Three years after the World Bank characterised and listed Nigeria as a fragile state, the country remains so listed in a 2007 study report alongside Burundi, Cambodia, Comoros, Congo, Democratic Republic of Congo, Guinea-Bissau, Kosovo (territory) and Lao PDR.
Other countries on the list are Papua New Guinea, Sao Tome and Principe, Tajikistan Timor-Lest, Togo, Uzbekistan, Afghanistan, Angola, Central African Republic, Haiti, Liberia, Myanmar, Solomon Islands, Somalia, Sudan and Zimbabwe.
With revenue receipts for 2008 fiscal year, anchored on $53.8 per barrel of crude oil, the Federal Government has proposed a capital expenditure profile of N600 billion in the 2008. The budget is expected to be presented to the National Assembly this week.
In its recent report on engaging fragile states by its study group, the bank said: “As defined by the World Bank, all fragile states are characterised by weak policies, institutions, and governance.”
Fragile states, the report said, are:
“Home to almost 500 million people, roughly half of whom earn less than a dollar a day, fragile states, until recently known in the World Bank as low-income countries under stress (LICUS), have attracted increasing attention.
Concern is growing about the ability of these countries to reach development goals as well as about the adverse economic effects they have on neighboring countries and the global spillovers that may follow.
“With their multiplicity of chronic problems, these countries pose some of the toughest development challenges.
Poor governance and extended internal conflicts are common among these countries, which all face similar hurdles: weak security, fractured societal relations, corruption, breakdown in the rule of law, and lack of mechanisms for generating legitimate power and authority.
As low-income countries, LICUS also have a huge backlog of investment needs and limited government resources to meet them.
“Past international engagement with these countries has failed to yield significant improvements, and donors and others continue to struggle with how best to assist fragile states. LICUS are characterised by weak policies, institutions, and governance.
The bank identified 25 such countries in fiscal year 2005. These 25 countries have a number of similarities: their infant mortality rate is a third higher than that of other low-income countries, life expectancy is 12 years lower, and their maternal mortality rate is about 20 percent higher.

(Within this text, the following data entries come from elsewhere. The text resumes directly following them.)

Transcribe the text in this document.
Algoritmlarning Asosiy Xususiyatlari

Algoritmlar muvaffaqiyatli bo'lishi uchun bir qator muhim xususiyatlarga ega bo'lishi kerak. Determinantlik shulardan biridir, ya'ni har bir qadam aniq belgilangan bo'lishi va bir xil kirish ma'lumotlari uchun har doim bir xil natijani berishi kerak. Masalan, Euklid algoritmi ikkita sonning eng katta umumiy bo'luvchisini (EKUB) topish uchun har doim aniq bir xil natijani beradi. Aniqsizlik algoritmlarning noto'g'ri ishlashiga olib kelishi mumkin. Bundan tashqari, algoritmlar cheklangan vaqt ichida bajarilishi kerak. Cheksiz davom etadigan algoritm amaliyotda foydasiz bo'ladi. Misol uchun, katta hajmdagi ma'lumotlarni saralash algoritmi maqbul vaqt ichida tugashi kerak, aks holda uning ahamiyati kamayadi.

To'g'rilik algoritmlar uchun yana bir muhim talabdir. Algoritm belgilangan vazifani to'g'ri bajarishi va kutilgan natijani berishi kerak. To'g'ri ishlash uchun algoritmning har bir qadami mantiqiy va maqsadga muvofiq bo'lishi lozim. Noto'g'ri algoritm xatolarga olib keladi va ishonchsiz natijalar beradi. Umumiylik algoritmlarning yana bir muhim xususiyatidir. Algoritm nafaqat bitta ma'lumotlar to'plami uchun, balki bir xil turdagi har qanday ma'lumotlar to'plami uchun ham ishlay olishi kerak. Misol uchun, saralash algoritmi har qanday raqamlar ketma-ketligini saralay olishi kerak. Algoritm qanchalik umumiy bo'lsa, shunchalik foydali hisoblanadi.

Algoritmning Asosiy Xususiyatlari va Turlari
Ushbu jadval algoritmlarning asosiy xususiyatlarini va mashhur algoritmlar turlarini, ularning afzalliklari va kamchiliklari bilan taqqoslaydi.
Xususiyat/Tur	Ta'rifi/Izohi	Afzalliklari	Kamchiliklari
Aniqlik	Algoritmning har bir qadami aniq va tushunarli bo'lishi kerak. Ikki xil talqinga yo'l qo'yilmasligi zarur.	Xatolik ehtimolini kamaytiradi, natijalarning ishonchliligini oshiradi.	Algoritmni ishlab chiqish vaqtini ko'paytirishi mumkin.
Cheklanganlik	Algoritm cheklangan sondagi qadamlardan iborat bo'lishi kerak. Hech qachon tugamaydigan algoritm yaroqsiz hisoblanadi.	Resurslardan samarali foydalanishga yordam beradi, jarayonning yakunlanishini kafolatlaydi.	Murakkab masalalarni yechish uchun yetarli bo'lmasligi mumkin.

“There are also important differences among LICUS. Some grew at around 4 percent per annum during 1995-2003. Others had negative growth rates of a similar magnitude. Some have abundant natural resources, while others are resource-poor.
These differences are recognised in four business models that the bank developed to work with countries in crisis: deterioration, prolonged crisis or impasse, post-conflict or political transition, and gradual improvement”.
According to the bank, plagued by a multitude of chronic problems, fragile states pose some of the toughest development challenges; donors and researchers are grappling with how best to respond to LICUS and have chosen to focus on different aspects of the problem.
Bank lending and administrative budgets to LICUS have increased since the start of the LICUS Initiative and have amounted to about $4.1 billion and $161 million, respectively, during fiscal 2003-05; Post-conflict LICUS absorbed a large share of LICUS lending during fiscal 2003-05.
2008 budget
With revenue receipts for 2008 fiscal year anchored on $53.8 per barrel of crude oil, the Federal Government has proposed a capital expenditure profile of N600 billion in 2008. The budget is expected to be presented to the National Assembly this week.
Minister of State for Finance, Mr. Remi Babalola, who made the disclosure in Abuja, said the budget process for 2009 would begin in February 2008 to enable the government engage all stakeholders in the country in the budgetary process.
He said the 2008 budget process was ongoing with very wide consultation and that right from the onset, the leadership of the National Assembly, civil societies, the private sector, and ministry officials were involved in the process.
It was gathered that all stakeholders are involved in the formulation of the 2008 budget and each of those involved was given the fiscal strategy of the government as a guide.
Babalola said 60 per cent of the capital budget for 2008 would be put into use in the productive sector in order to grow the economy.
The focus of the budget, he said, was on four key areas: power: agriculture and water, education and security of life and property including the issue of Niger Delta.
The minister said government planned to provide a clear, coherent and consistent economic policy framework for the economy.
Babalola said it was the need for consistent policy framework to drive the economic reforms that made the Federal Government to abolish the waivers and concessions granted to individuals.
He said that such concessions granted in the past did not give a level playing field to economic operators, adding that the federal Government plans to give sectoral concessions which every operator in that sector will benefit from and not concession to individuals.